As just described, using the four steps of the bottom-up logical data modeling technique produces a relatively complete project-specific logical data model. However, there are also several inadequacies using this technique alone.
The bottom-up approach “best-guess” logical data model cannot be trusted until it is meticulously reviewed and validated by all the business people who own, originate, or use the data.
The project-specific logical data model is immediately very large and complex because it includes all the details from the existing source files and databases from the start. This makes it overwhelming for some business people to review the logical data model, and some even refuse to participate in any review sessions. This immediate complexity is also problematic for some less-experienced logical data modelers who can easily get lost in the ambiguities and open questions during the iterative refinement process.
The project-specific logical data model will most likely not reflect the correct representation of all the data because it was based on the built-in structural limitations of the existing files and databases, and on the programmed-in business rules of the existing applications.

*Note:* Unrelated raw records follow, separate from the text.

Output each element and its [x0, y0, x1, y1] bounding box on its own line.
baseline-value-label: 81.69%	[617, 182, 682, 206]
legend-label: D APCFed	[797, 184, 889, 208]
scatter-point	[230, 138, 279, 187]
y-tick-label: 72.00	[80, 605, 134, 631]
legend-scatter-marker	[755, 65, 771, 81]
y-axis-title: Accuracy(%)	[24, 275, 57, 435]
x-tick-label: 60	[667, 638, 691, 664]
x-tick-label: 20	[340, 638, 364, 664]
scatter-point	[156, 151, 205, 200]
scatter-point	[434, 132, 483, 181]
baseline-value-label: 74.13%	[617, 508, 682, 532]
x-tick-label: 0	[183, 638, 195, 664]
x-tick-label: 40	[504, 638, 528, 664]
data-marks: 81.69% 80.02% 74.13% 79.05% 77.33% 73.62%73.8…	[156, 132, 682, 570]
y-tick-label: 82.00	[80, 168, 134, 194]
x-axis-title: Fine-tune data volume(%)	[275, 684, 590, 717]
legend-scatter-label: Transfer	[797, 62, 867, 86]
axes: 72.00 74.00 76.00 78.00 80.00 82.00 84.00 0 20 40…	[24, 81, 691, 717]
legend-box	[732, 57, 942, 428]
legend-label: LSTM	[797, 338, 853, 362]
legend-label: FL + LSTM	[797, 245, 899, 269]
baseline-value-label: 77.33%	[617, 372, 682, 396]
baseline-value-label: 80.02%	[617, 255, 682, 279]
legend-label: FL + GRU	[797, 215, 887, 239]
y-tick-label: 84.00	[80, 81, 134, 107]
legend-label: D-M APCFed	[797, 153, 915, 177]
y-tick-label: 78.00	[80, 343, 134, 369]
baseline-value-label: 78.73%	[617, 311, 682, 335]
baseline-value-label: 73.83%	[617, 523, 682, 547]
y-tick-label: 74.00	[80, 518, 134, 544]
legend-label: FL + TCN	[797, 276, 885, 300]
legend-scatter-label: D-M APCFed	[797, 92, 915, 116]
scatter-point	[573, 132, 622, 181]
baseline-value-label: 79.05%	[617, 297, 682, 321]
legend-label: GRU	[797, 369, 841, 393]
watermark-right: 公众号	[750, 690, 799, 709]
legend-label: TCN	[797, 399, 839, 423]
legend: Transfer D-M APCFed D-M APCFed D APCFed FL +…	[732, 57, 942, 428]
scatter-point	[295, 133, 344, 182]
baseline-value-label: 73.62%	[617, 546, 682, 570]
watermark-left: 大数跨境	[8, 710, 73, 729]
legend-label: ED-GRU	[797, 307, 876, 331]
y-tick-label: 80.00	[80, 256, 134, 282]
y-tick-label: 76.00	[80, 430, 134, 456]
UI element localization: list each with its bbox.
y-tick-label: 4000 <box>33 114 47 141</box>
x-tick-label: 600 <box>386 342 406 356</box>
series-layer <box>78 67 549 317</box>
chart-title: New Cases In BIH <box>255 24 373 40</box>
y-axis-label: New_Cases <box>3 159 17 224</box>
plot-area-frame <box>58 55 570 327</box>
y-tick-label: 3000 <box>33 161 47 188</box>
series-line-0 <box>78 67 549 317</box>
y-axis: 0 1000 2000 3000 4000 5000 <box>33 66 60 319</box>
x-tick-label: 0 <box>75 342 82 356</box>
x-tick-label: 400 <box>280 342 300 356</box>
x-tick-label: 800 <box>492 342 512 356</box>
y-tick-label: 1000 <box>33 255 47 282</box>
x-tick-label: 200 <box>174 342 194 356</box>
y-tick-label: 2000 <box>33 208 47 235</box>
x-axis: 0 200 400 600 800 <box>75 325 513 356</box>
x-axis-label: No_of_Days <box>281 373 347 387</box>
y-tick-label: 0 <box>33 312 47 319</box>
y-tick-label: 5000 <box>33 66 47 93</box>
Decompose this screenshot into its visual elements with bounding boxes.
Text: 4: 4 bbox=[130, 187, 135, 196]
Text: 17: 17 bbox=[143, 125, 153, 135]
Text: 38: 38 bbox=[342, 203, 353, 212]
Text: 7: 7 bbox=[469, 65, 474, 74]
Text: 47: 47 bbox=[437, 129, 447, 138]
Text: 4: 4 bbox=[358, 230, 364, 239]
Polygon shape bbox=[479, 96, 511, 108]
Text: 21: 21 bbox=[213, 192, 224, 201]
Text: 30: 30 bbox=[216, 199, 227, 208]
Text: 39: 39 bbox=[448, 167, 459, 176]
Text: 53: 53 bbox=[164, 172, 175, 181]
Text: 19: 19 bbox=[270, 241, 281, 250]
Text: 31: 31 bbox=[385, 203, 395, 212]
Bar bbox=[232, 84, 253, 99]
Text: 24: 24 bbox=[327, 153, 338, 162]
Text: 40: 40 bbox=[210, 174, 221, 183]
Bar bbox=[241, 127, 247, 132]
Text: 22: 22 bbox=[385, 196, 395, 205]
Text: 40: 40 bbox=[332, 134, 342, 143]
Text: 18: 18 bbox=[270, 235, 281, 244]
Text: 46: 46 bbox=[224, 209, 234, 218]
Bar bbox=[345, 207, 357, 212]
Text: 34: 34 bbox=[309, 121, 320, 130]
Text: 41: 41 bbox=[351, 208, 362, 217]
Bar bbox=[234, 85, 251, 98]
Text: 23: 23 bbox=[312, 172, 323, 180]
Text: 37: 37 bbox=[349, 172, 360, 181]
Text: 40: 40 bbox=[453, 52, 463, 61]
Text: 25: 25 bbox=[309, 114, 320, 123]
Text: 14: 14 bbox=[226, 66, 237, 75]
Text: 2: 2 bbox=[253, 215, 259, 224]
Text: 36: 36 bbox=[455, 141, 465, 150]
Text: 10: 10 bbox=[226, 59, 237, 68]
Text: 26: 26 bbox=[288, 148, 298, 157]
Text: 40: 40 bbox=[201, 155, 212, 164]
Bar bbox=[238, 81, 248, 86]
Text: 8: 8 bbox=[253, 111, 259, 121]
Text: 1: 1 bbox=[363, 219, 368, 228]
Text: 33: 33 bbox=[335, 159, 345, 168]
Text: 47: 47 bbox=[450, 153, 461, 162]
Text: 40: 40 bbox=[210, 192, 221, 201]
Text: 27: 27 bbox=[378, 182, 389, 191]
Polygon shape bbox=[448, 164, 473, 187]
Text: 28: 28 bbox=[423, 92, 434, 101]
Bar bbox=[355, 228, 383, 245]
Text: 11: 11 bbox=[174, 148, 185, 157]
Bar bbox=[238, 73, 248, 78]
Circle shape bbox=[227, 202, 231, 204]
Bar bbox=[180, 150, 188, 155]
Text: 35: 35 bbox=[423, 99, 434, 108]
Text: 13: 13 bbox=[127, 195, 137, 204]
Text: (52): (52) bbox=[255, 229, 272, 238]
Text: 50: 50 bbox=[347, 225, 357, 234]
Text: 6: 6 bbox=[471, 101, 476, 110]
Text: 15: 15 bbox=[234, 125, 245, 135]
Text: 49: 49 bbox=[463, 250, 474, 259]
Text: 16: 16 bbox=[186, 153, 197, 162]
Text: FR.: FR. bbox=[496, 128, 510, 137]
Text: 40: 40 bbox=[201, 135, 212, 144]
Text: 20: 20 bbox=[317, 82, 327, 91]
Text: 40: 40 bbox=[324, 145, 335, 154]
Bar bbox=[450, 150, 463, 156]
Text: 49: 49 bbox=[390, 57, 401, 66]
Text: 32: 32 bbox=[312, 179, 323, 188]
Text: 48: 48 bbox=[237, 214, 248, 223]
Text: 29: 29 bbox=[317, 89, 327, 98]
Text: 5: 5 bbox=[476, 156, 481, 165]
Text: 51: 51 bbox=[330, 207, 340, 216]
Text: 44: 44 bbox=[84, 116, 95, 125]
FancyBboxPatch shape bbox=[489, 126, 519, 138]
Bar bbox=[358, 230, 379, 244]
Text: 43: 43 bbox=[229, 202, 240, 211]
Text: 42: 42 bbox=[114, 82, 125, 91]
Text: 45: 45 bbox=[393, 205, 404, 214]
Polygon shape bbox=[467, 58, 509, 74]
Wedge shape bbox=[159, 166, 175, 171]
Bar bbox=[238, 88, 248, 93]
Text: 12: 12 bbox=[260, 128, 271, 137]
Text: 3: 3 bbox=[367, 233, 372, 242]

When business people are asked to validate these derived logical data models, they frequently point out incorrect or missing business rules, data relationships, attributes, and even entities.
However, bottom-up logical data modeling only goes so far before it has to be augmented with facilitated top-down validation. Both the bottom-up and top-down approaches bring solid benefits, but each can be incomplete without the other.
Data reusability requires having an inventory of all unique business entities and their unique attributes, which in total represent the “single version of the truth” about the organization. This inventory can be achieved through the development of an enterprise data model, created incrementally. An EDM can be created incrementally, as it evolves over time when the project-specific logical data models are merged one by one, a project at a time. The project-specific data models must use a combination of top-down and bottom-up logical data modeling techniques to be complete and correct. Using these techniques, and including the six normalization rules so that each unique atomic attribute is located in its one – and only one – owning entity, is the most reliable approach.